Doyle McManus at the Los Angeles Times highlights the zigging and zagging of some leading Republican presidential contenders when it comes to war with Libya.
Particularly noteworthy is Newt Gingrich. "Two weeks ago," McManus writes:
the former House speaker and possible presidential candidate denounced Obama for not intervening forcefully against Kadafi.
"This is a moment to get rid of [Kadafi]," he urged. "Do it. Get it over with."
Then Obama intervened in Libya. Was Gingrich pleased?
"It is impossible to make sense of the standard for intervention in Libya except opportunism and news media publicity," Gingrich said Sunday. "Iran and North Korea are vastly bigger threats…. There are a lot of bad dictators doing bad things."
That sounded like a flip-flop, so I asked Gingrich what he meant. He responded with an e-mail: "The only rational purpose for an intervention is to replace Kadafi.
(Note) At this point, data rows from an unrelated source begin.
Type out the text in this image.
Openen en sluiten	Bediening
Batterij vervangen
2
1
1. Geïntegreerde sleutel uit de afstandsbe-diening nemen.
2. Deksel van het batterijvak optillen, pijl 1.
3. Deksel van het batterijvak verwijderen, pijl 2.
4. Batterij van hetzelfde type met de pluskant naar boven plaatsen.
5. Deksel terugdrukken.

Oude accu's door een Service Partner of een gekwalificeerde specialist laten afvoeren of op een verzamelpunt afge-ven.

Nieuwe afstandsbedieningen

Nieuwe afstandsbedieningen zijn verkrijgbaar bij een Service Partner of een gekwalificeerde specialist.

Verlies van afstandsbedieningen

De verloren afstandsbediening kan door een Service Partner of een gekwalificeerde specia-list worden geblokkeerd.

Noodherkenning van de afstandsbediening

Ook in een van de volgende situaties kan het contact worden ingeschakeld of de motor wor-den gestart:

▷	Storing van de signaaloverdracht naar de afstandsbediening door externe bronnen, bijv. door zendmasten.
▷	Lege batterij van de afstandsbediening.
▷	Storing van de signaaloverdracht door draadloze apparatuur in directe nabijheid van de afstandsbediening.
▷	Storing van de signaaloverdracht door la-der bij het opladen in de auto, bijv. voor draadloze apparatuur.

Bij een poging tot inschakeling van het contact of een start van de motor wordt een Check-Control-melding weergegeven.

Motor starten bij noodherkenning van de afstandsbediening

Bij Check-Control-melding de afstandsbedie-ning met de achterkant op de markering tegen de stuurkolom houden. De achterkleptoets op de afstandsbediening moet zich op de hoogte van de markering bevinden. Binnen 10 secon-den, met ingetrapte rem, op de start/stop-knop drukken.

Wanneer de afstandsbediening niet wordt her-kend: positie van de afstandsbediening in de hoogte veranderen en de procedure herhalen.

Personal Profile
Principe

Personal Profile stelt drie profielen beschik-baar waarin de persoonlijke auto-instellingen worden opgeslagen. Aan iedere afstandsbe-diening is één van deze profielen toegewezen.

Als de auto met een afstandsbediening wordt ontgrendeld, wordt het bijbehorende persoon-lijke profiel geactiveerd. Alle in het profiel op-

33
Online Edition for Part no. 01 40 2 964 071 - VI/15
That is what the president called for on March 3, and after that statement anything less is a defeat for the United States."
Actually, Gingrich was wrong both before and after Obama (inexplicably) chose to follow his advice. The only rational purpose for the use of the U.S. military is to advance U.S. national security. The Libya operation has never been justified on those grounds -- it is a humanitarian mission to protect civilians -- and it might actually make a minor and manageable problem far worse.
Qaddafi is a clown and thug; and no one will shed a tear if and when he leaves Libya -- feet first or otherwise. But declaring Qaddafi's ouster to be a suddenly vital U.S. interest, when a few mere months ago he was our supposed great ally in the fight against al Qaeda, epitomizes absurdity. If nothing else, Gingrich and other boosters of military action in Libya should have pondered -- before we risked the lives of our troops, and committed the country to a potentially open-ended mission -- whether some of the vaunted rebels might, in fact, be even worse than Qaddafi.
But I guess that never occurred to them.